Двадцать девять лет, чтобы понять, как стоит жить
Жизнь — череда событий, проносящихся мимо нас. Первые десятилетия мы думаем, что впереди бесконечность. Примеряем разные роли, стараемся всем угодить. Но однажды понимаем, что позади — огромный отрезок пути, на котором мы не сделали ничего из того, что на самом деле любим. Наш читатель Марат Казыканов о том, как к 29 годам он наконец понял, что жизнь слишком коротка, чтобы быть славным парнем для всех.
Мне четыре года. Я ношу красные колготки и желтый вязаный свитер. Комната в квартире, кроме которой я еще нигде не жил, наполнена теплым светом пыльной люстры, сухо подсвечивающей коричневый шершавый диван и парту, за которой делал уроки старший брат. Каждый понедельник он уезжает в московскую школу и возвращается только в пятницу или субботу. Иногда в такие дни мне кажется, что меня никто не замечает.
Все в квартире представляется мне очень большим. Под обеденным стулом, мягким от слезающего лака, чувствую себя как в пещере, куда никто не может заглянуть. Я жду, когда придет тридцатилетний отец, румяный с мороза, и громко с нами поздоровается. Жду, когда на его еще не уставшем лице появится улыбка и, почувствовав себя в безопасности, я смогу выбраться из этой пещеры.

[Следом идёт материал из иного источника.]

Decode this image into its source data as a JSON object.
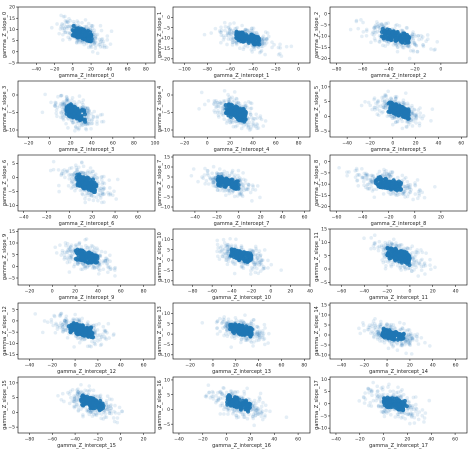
{
  "figure": {
    "point_color": "#1f77b4",
    "point_alpha_outer": 0.06,
    "point_alpha_core": 0.9
  },
  "chart_data": [
    {
      "type": "scatter",
      "xlabel": "gamma_Z_intercept_0",
      "ylabel": "gamma_Z_slope_0",
      "xlim": [
        -60,
        90
      ],
      "ylim": [
        -5,
        20
      ],
      "xticks": [
        "−40",
        "−20",
        "0",
        "20",
        "40",
        "60",
        "80"
      ],
      "xtick_values": [
        -40,
        -20,
        0,
        20,
        40,
        60,
        80
      ],
      "yticks": [
        "−5",
        "0",
        "5",
        "10",
        "15",
        "20"
      ],
      "ytick_values": [
        -5,
        0,
        5,
        10,
        15,
        20
      ],
      "center": [
        10,
        8
      ],
      "spread": [
        12,
        2.5
      ],
      "tilt": -0.15
    },
    {
      "type": "scatter",
      "xlabel": "gamma_Z_intercept_1",
      "ylabel": "gamma_Z_slope_1",
      "xlim": [
        -110,
        10
      ],
      "ylim": [
        -22,
        5
      ],
      "xticks": [
        "−100",
        "−80",
        "−60",
        "−40",
        "−20",
        "0"
      ],
      "xtick_values": [
        -100,
        -80,
        -60,
        -40,
        -20,
        0
      ],
      "yticks": [
        "−20",
        "−15",
        "−10",
        "−5",
        "0"
      ],
      "ytick_values": [
        -20,
        -15,
        -10,
        -5,
        0
      ],
      "center": [
        -45,
        -10
      ],
      "spread": [
        12,
        2.5
      ],
      "tilt": -0.14
    },
    {
      "type": "scatter",
      "xlabel": "gamma_Z_intercept_2",
      "ylabel": "gamma_Z_slope_2",
      "xlim": [
        -85,
        20
      ],
      "ylim": [
        -22,
        3
      ],
      "xticks": [
        "−80",
        "−60",
        "−40",
        "−20",
        "0"
      ],
      "xtick_values": [
        -80,
        -60,
        -40,
        -20,
        0
      ],
      "yticks": [
        "−20",
        "−15",
        "−10",
        "−5",
        "0"
      ],
      "ytick_values": [
        -20,
        -15,
        -10,
        -5,
        0
      ],
      "center": [
        -35,
        -10
      ],
      "spread": [
        12,
        2.5
      ],
      "tilt": -0.14
    },
    {
      "type": "scatter",
      "xlabel": "gamma_Z_intercept_3",
      "ylabel": "gamma_Z_slope_3",
      "xlim": [
        -30,
        100
      ],
      "ylim": [
        -12,
        4
      ],
      "xticks": [
        "−20",
        "0",
        "20",
        "40",
        "60",
        "80",
        "100"
      ],
      "xtick_values": [
        -20,
        0,
        20,
        40,
        60,
        80,
        100
      ],
      "yticks": [
        "−10",
        "−5",
        "0"
      ],
      "ytick_values": [
        -10,
        -5,
        0
      ],
      "center": [
        25,
        -5
      ],
      "spread": [
        10,
        2
      ],
      "tilt": -0.12
    },
    {
      "type": "scatter",
      "xlabel": "gamma_Z_intercept_4",
      "ylabel": "gamma_Z_slope_4",
      "xlim": [
        -30,
        90
      ],
      "ylim": [
        -12,
        4
      ],
      "xticks": [
        "−20",
        "0",
        "20",
        "40",
        "60",
        "80"
      ],
      "xtick_values": [
        -20,
        0,
        20,
        40,
        60,
        80
      ],
      "yticks": [
        "−10",
        "−5",
        "0"
      ],
      "ytick_values": [
        -10,
        -5,
        0
      ],
      "center": [
        25,
        -5
      ],
      "spread": [
        10,
        2
      ],
      "tilt": -0.12
    },
    {
      "type": "scatter",
      "xlabel": "gamma_Z_intercept_5",
      "ylabel": "gamma_Z_slope_5",
      "xlim": [
        -55,
        65
      ],
      "ylim": [
        -7,
        12
      ],
      "xticks": [
        "−40",
        "−20",
        "0",
        "20",
        "40",
        "60"
      ],
      "xtick_values": [
        -40,
        -20,
        0,
        20,
        40,
        60
      ],
      "yticks": [
        "−5",
        "0",
        "5",
        "10"
      ],
      "ytick_values": [
        -5,
        0,
        5,
        10
      ],
      "center": [
        5,
        2
      ],
      "spread": [
        10,
        2
      ],
      "tilt": -0.13
    },
    {
      "type": "scatter",
      "xlabel": "gamma_Z_intercept_6",
      "ylabel": "gamma_Z_slope_6",
      "xlim": [
        -45,
        75
      ],
      "ylim": [
        -12,
        8
      ],
      "xticks": [
        "−40",
        "−20",
        "0",
        "20",
        "40",
        "60"
      ],
      "xtick_values": [
        -40,
        -20,
        0,
        20,
        40,
        60
      ],
      "yticks": [
        "−10",
        "−5",
        "0",
        "5"
      ],
      "ytick_values": [
        -10,
        -5,
        0,
        5
      ],
      "center": [
        15,
        -2
      ],
      "spread": [
        10,
        2.5
      ],
      "tilt": -0.15
    },
    {
      "type": "scatter",
      "xlabel": "gamma_Z_intercept_7",
      "ylabel": "gamma_Z_slope_7",
      "xlim": [
        -60,
        65
      ],
      "ylim": [
        -12,
        16
      ],
      "xticks": [
        "−40",
        "−20",
        "0",
        "20",
        "40",
        "60"
      ],
      "xtick_values": [
        -40,
        -20,
        0,
        20,
        40,
        60
      ],
      "yticks": [
        "−10",
        "−5",
        "0",
        "5",
        "10",
        "15"
      ],
      "ytick_values": [
        -10,
        -5,
        0,
        5,
        10,
        15
      ],
      "center": [
        -10,
        2
      ],
      "spread": [
        11,
        2.5
      ],
      "tilt": -0.12
    },
    {
      "type": "scatter",
      "xlabel": "gamma_Z_intercept_8",
      "ylabel": "gamma_Z_slope_8",
      "xlim": [
        -65,
        40
      ],
      "ylim": [
        -22,
        3
      ],
      "xticks": [
        "−60",
        "−40",
        "−20",
        "0",
        "20"
      ],
      "xtick_values": [
        -60,
        -40,
        -20,
        0,
        20
      ],
      "yticks": [
        "−20",
        "−15",
        "−10",
        "−5",
        "0"
      ],
      "ytick_values": [
        -20,
        -15,
        -10,
        -5,
        0
      ],
      "center": [
        -20,
        -10
      ],
      "spread": [
        11,
        2.5
      ],
      "tilt": -0.14
    },
    {
      "type": "scatter",
      "xlabel": "gamma_Z_intercept_9",
      "ylabel": "gamma_Z_slope_9",
      "xlim": [
        -30,
        90
      ],
      "ylim": [
        -8,
        16
      ],
      "xticks": [
        "−20",
        "0",
        "20",
        "40",
        "60",
        "80"
      ],
      "xtick_values": [
        -20,
        0,
        20,
        40,
        60,
        80
      ],
      "yticks": [
        "−5",
        "0",
        "5",
        "10",
        "15"
      ],
      "ytick_values": [
        -5,
        0,
        5,
        10,
        15
      ],
      "center": [
        30,
        4
      ],
      "spread": [
        11,
        2.5
      ],
      "tilt": -0.13
    },
    {
      "type": "scatter",
      "xlabel": "gamma_Z_intercept_10",
      "ylabel": "gamma_Z_slope_10",
      "xlim": [
        -100,
        40
      ],
      "ylim": [
        -12,
        15
      ],
      "xticks": [
        "−80",
        "−60",
        "−40",
        "−20",
        "0",
        "20",
        "40"
      ],
      "xtick_values": [
        -80,
        -60,
        -40,
        -20,
        0,
        20,
        40
      ],
      "yticks": [
        "−10",
        "−5",
        "0",
        "5",
        "10"
      ],
      "ytick_values": [
        -10,
        -5,
        0,
        5,
        10
      ],
      "center": [
        -30,
        2
      ],
      "spread": [
        12,
        2.5
      ],
      "tilt": -0.12
    },
    {
      "type": "scatter",
      "xlabel": "gamma_Z_intercept_11",
      "ylabel": "gamma_Z_slope_11",
      "xlim": [
        -70,
        50
      ],
      "ylim": [
        -6,
        15
      ],
      "xticks": [
        "−60",
        "−40",
        "−20",
        "0",
        "20",
        "40"
      ],
      "xtick_values": [
        -60,
        -40,
        -20,
        0,
        20,
        40
      ],
      "yticks": [
        "−5",
        "0",
        "5",
        "10",
        "15"
      ],
      "ytick_values": [
        -5,
        0,
        5,
        10,
        15
      ],
      "center": [
        -10,
        5
      ],
      "spread": [
        11,
        2.5
      ],
      "tilt": -0.13
    },
    {
      "type": "scatter",
      "xlabel": "gamma_Z_intercept_12",
      "ylabel": "gamma_Z_slope_12",
      "xlim": [
        -50,
        70
      ],
      "ylim": [
        -17,
        8
      ],
      "xticks": [
        "−40",
        "−20",
        "0",
        "20",
        "40",
        "60"
      ],
      "xtick_values": [
        -40,
        -20,
        0,
        20,
        40,
        60
      ],
      "yticks": [
        "−15",
        "−10",
        "−5",
        "0",
        "5"
      ],
      "ytick_values": [
        -15,
        -10,
        -5,
        0,
        5
      ],
      "center": [
        5,
        -4
      ],
      "spread": [
        12,
        2.5
      ],
      "tilt": -0.12
    },
    {
      "type": "scatter",
      "xlabel": "gamma_Z_intercept_13",
      "ylabel": "gamma_Z_slope_13",
      "xlim": [
        -35,
        85
      ],
      "ylim": [
        -12,
        15
      ],
      "xticks": [
        "−20",
        "0",
        "20",
        "40",
        "60",
        "80"
      ],
      "xtick_values": [
        -20,
        0,
        20,
        40,
        60,
        80
      ],
      "yticks": [
        "−10",
        "−5",
        "0",
        "5",
        "10"
      ],
      "ytick_values": [
        -10,
        -5,
        0,
        5,
        10
      ],
      "center": [
        25,
        2
      ],
      "spread": [
        11,
        2.5
      ],
      "tilt": -0.12
    },
    {
      "type": "scatter",
      "xlabel": "gamma_Z_intercept_14",
      "ylabel": "gamma_Z_slope_14",
      "xlim": [
        -50,
        70
      ],
      "ylim": [
        -12,
        16
      ],
      "xticks": [
        "−40",
        "−20",
        "0",
        "20",
        "40",
        "60"
      ],
      "xtick_values": [
        -40,
        -20,
        0,
        20,
        40,
        60
      ],
      "yticks": [
        "−10",
        "−5",
        "0",
        "5",
        "10",
        "15"
      ],
      "ytick_values": [
        -10,
        -5,
        0,
        5,
        10,
        15
      ],
      "center": [
        5,
        0
      ],
      "spread": [
        11,
        2.5
      ],
      "tilt": -0.14
    },
    {
      "type": "scatter",
      "xlabel": "gamma_Z_intercept_15",
      "ylabel": "gamma_Z_slope_15",
      "xlim": [
        -90,
        30
      ],
      "ylim": [
        -7,
        12
      ],
      "xticks": [
        "−80",
        "−60",
        "−40",
        "−20",
        "0",
        "20"
      ],
      "xtick_values": [
        -80,
        -60,
        -40,
        -20,
        0,
        20
      ],
      "yticks": [
        "−5",
        "0",
        "5",
        "10"
      ],
      "ytick_values": [
        -5,
        0,
        5,
        10
      ],
      "center": [
        -25,
        3
      ],
      "spread": [
        11,
        2
      ],
      "tilt": -0.12
    },
    {
      "type": "scatter",
      "xlabel": "gamma_Z_intercept_16",
      "ylabel": "gamma_Z_slope_16",
      "xlim": [
        -45,
        70
      ],
      "ylim": [
        -8,
        11
      ],
      "xticks": [
        "−40",
        "−20",
        "0",
        "20",
        "40",
        "60"
      ],
      "xtick_values": [
        -40,
        -20,
        0,
        20,
        40,
        60
      ],
      "yticks": [
        "−5",
        "0",
        "5",
        "10"
      ],
      "ytick_values": [
        -5,
        0,
        5,
        10
      ],
      "center": [
        10,
        2
      ],
      "spread": [
        11,
        2
      ],
      "tilt": -0.13
    },
    {
      "type": "scatter",
      "xlabel": "gamma_Z_intercept_17",
      "ylabel": "gamma_Z_slope_17",
      "xlim": [
        -45,
        70
      ],
      "ylim": [
        -12,
        11
      ],
      "xticks": [
        "−40",
        "−20",
        "0",
        "20",
        "40",
        "60"
      ],
      "xtick_values": [
        -40,
        -20,
        0,
        20,
        40,
        60
      ],
      "yticks": [
        "−10",
        "−5",
        "0",
        "5",
        "10"
      ],
      "ytick_values": [
        -10,
        -5,
        0,
        5,
        10
      ],
      "center": [
        10,
        0
      ],
      "spread": [
        11,
        2.5
      ],
      "tilt": -0.13
    }
  ]
}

Мне восемнадцать лет. Я ношу черный кардиган и черный атласный галстук, слушаю Арету Франклин и медленно иду на кладбище. Несколько недель назад на глазах у десятка людей в реке утонул друг. В детском саду он хвастался мне не показывающими время часами, в первом классе позвал играть в приставку, которой у нас еще не было, а после школы научил думать больше, чем говорить. Никто дома не спрашивает про случившееся, а из-за проблем с учебой мне вводят комендантский час. Когда я прихожу с поминок на час позже, получаю от отца крепкий удар в челюсть. Следующий месяц два моих шатающихся резца бьются за место в строю и навсегда остаются неловко прижатыми друг к другу.